Understand your priorities for your readers, the industry, and the individual you’re interviewing.
Have a list of questions that are thoughtful and organized, and work toward answering a single question or reaching a specific goal.
Set Interview Goal
Are you trying to get tips from an expert? A day in the life of? Solve or bring light to a certain issue? Make a human connection?
Choose a goal for your interview, organize it into an outline, and remove any question or information that doesn’t help you move toward that goal.
Be Personable And Make The Interviewee Comfortable
Awkward silences, a lack of rapport, nervousness, and other social aspects can interfere with an otherwise excellent interview and affect the information you collect.
You may want to consider using cognitive interview techniques, which have been adapted from criminal investigation for journalism.
Record Your Conversation
As humans, our brains prioritize stimuli to determine what is important and what we should pay attention to and remember.
This attentional filtering becomes more severe when you’re making notes, thinking about the technical aspects of an interview, and nervous. As a result, it’s easy to miss important details or implications.
So, save some time and improve your accuracy and insights into the information provided during the interview by making a recording that you can refer to as often as necessary.
Be Precise And Ask For Clarification
Some people love raisins in cinnamon buns. Others do not. And just like the raisins debate, how you define a word or concept may vary greatly from someone else.
So, if the information you collect during an interview seems vague, or you’re unsure of something the interviewee says, ask.
The worst thing you can do is assume that it isn’t true or deliberately influence the meaning of someone’s words.
8. Measure And Track Everything
Measuring something is generally easy. The difficult part of measurement and tracking is measuring and tracking the right things.
SEJ’s annual State of SEO Report reveals that SEO professionals often have a mismatch between their goals, the methods and strategies they use to reach them, and the variables they measure.
Content marketers and marketing are no exception.
Let’s say you want to use content marketing to increase conversions. So, you create a video for your hot tub company.
In this instance, tracking and analyzing traffic data to the video would be a mistake. Those numbers are only part of the story.
Instead, track clicks and use traffic data to better understand who clicks through to your content and where viewers go after they consume it.
And this is vital: Don’t stop your analysis at the click.
Every visit from a viewer is only one step in a larger journey – and this journey matters.
Returning to the previous example, your video might have generated fewer clicks and conversions overall.

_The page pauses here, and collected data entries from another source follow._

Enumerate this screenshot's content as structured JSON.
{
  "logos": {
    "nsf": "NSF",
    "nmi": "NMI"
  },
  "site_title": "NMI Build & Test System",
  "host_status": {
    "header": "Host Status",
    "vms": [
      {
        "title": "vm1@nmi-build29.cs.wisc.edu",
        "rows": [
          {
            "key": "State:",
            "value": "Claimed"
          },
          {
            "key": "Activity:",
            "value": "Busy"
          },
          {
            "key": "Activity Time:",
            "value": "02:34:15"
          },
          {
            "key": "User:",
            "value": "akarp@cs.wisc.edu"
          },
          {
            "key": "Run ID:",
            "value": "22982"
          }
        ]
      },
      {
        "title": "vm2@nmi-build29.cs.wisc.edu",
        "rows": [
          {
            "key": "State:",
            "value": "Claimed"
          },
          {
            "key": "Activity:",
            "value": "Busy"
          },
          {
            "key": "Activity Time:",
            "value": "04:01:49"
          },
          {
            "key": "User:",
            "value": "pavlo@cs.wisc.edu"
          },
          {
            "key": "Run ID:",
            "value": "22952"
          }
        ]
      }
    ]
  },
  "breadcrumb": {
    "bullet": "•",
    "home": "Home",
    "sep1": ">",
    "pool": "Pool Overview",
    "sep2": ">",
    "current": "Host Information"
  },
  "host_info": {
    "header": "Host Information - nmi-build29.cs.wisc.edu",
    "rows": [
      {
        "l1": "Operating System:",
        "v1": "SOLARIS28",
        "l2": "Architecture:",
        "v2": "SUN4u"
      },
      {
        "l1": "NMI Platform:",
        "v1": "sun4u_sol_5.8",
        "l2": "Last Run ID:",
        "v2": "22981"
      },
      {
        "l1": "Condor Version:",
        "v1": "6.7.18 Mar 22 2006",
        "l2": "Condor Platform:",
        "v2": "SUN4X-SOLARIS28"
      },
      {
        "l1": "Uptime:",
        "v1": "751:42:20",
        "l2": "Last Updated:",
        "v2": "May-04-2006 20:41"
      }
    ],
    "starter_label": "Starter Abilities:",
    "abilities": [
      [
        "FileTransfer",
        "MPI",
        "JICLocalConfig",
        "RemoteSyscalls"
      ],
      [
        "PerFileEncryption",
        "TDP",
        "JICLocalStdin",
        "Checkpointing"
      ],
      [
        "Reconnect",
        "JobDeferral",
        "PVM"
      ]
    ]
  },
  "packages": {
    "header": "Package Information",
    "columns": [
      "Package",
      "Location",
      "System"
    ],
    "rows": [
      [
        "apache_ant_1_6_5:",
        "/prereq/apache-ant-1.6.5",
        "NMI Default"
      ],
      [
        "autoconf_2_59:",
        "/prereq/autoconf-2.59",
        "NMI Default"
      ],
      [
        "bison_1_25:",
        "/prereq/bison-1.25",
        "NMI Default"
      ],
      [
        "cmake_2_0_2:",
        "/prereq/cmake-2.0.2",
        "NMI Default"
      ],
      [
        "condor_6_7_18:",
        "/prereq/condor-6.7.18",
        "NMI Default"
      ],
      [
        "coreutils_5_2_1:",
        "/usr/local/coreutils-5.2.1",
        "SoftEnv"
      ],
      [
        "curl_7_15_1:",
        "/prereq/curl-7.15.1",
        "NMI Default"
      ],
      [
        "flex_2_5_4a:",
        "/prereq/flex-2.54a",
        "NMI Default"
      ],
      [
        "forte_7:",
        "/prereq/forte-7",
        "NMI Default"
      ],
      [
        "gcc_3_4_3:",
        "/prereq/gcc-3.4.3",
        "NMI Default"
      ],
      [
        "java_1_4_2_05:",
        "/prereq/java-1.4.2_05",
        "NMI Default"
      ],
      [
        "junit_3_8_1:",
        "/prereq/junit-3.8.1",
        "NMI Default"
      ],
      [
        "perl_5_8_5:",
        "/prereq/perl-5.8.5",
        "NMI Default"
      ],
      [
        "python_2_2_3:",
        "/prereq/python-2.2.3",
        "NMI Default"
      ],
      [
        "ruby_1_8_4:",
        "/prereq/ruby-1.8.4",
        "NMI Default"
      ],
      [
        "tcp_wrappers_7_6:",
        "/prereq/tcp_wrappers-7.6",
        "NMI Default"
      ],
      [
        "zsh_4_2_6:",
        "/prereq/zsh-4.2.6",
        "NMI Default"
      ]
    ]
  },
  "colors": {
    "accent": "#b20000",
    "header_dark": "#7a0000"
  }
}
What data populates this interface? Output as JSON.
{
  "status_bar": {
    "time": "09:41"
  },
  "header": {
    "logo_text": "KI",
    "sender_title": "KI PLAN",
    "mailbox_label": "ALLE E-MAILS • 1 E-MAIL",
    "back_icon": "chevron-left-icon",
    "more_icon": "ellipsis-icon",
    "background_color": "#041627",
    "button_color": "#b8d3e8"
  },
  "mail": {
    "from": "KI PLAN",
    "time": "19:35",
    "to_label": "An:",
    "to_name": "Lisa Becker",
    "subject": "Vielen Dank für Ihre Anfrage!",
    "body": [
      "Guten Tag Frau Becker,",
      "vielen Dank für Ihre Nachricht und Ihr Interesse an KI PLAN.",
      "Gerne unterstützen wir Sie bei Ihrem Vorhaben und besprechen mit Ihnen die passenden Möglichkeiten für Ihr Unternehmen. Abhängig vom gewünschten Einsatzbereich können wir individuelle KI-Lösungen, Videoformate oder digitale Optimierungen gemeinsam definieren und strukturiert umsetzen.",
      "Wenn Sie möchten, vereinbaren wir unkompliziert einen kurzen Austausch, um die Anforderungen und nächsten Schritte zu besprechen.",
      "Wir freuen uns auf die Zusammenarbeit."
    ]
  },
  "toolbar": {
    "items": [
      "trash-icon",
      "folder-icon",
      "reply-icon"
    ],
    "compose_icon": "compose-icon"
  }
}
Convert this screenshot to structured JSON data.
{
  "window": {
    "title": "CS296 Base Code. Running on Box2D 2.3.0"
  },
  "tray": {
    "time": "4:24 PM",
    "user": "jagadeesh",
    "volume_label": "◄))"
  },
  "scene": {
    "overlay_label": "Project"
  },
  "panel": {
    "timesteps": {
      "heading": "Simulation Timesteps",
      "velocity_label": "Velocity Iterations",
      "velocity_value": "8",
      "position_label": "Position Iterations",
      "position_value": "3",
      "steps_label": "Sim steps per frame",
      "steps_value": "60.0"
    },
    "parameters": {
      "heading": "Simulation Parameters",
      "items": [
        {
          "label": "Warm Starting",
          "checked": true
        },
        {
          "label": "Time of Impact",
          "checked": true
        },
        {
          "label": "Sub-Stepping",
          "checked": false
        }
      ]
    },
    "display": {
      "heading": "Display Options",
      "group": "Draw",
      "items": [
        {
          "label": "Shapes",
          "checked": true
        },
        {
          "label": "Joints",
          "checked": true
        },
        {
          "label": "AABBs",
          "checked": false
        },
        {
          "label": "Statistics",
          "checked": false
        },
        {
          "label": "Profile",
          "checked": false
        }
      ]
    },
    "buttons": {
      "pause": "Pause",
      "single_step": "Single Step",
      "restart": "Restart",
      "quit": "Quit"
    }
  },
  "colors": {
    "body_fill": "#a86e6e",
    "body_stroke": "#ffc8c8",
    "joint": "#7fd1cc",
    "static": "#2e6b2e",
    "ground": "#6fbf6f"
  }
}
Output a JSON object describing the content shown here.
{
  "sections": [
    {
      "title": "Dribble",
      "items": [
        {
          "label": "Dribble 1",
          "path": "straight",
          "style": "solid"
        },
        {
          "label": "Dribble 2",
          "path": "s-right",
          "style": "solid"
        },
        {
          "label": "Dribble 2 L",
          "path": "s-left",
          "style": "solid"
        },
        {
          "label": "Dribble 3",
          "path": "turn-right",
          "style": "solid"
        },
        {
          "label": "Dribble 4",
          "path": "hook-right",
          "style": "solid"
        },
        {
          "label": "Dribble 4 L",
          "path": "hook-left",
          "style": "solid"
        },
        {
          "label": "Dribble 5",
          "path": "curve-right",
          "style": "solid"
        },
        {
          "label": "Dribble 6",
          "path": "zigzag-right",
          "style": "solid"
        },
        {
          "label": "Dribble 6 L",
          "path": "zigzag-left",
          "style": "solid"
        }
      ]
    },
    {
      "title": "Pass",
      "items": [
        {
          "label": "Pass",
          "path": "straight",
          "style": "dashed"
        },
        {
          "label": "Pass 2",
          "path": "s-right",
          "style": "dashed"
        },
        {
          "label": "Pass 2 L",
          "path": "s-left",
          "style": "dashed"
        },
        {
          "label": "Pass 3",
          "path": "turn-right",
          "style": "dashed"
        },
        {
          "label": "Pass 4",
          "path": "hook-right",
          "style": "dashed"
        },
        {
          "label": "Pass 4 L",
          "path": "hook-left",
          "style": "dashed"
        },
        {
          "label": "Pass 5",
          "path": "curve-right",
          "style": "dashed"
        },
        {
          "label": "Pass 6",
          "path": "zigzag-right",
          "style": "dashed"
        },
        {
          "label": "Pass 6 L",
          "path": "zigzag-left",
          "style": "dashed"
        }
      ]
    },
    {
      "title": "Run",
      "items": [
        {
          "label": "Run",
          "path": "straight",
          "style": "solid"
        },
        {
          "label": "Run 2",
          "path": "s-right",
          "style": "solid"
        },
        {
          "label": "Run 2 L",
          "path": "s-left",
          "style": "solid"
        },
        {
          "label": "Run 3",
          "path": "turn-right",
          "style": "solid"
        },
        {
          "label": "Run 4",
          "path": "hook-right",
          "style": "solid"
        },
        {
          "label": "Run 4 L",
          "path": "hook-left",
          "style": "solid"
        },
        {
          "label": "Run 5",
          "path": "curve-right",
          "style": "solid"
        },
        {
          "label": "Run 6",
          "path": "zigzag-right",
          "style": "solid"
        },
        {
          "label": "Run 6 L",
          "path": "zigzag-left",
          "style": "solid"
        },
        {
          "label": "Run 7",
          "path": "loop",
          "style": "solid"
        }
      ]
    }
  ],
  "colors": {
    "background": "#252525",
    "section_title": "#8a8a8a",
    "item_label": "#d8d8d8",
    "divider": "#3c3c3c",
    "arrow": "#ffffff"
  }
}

Dig a little deeper, however, and you might discover that those few conversions were of much higher value than average, and the viewers return to your site more often than your average site viewer.
In this instance, while traffic numbers might make it look like your video failed, analysis of the customer journey reveals that your video was actually a big success, attracting a more qualified, valuable, and engaged audience.
9. Repackage Content With Purpose
You invest a lot of resources in creating amazing content. Don’t simply publish it in one format and waste the rest of its potential.
Before creating content, consider all the different formats and ways you can share it to get attention.
By planning, you can collect images, video footage, sound bites, expert quotes, and everything you’ll need to share and market your content in various ways to maximize your return on investment (ROI).
But refrain from repackaging content with the sole purpose of spreading it everywhere. Carefully plan your content to appear when and where you need to.
As explained in the video above, Search Engine Journal uses the data gathered for its State of SEO Report to create:
White paper reports.
Podcast.
Articles on data not included in the main reports.
Infographics.
Carousels for social media.
Video clips.
Some of these are released before the main report is published to help spread the word and generate interest while sharing interesting insights about the SEO industry.
Then, when the report is released, it is followed by additional content to help generate interest, links, and findings.
Therefore, instead of a week of interest, the reports generate traffic and attention while informing readers for months without significantly increasing the original investment.
10. Stand Out While Blending In
One of the more common pieces of advice is to copy successful content and do what others are doing.
Makes sense, right?
After all, SEO, good writing, and other skills all have best practices you need to follow. Your audience also has preferences, expectations, and requirements.
Your content needs to look like everyone else’s to some degree.
But here’s the problem with this advice: No one stands out if everyone does things the same way.
Therefore, learning how to blend in while standing out is an essential skill for content marketing.
So, instead of mimicking or copying successful content, collect several examples that have worked on a specific platform or for a specific audience and investigate to find out why they’re effective.
Then, you can use these insights to create and test your own content that allows you to stand out, be unique, and fulfill the needs of your target audience.
Conclusion
Effective marketing is more than choosing the right topic or quality writing.
By strengthening and utilizing these 10 content marketing skills, your content will help you generate the right traffic and connect with your audience in a way that will have you dominating the competition.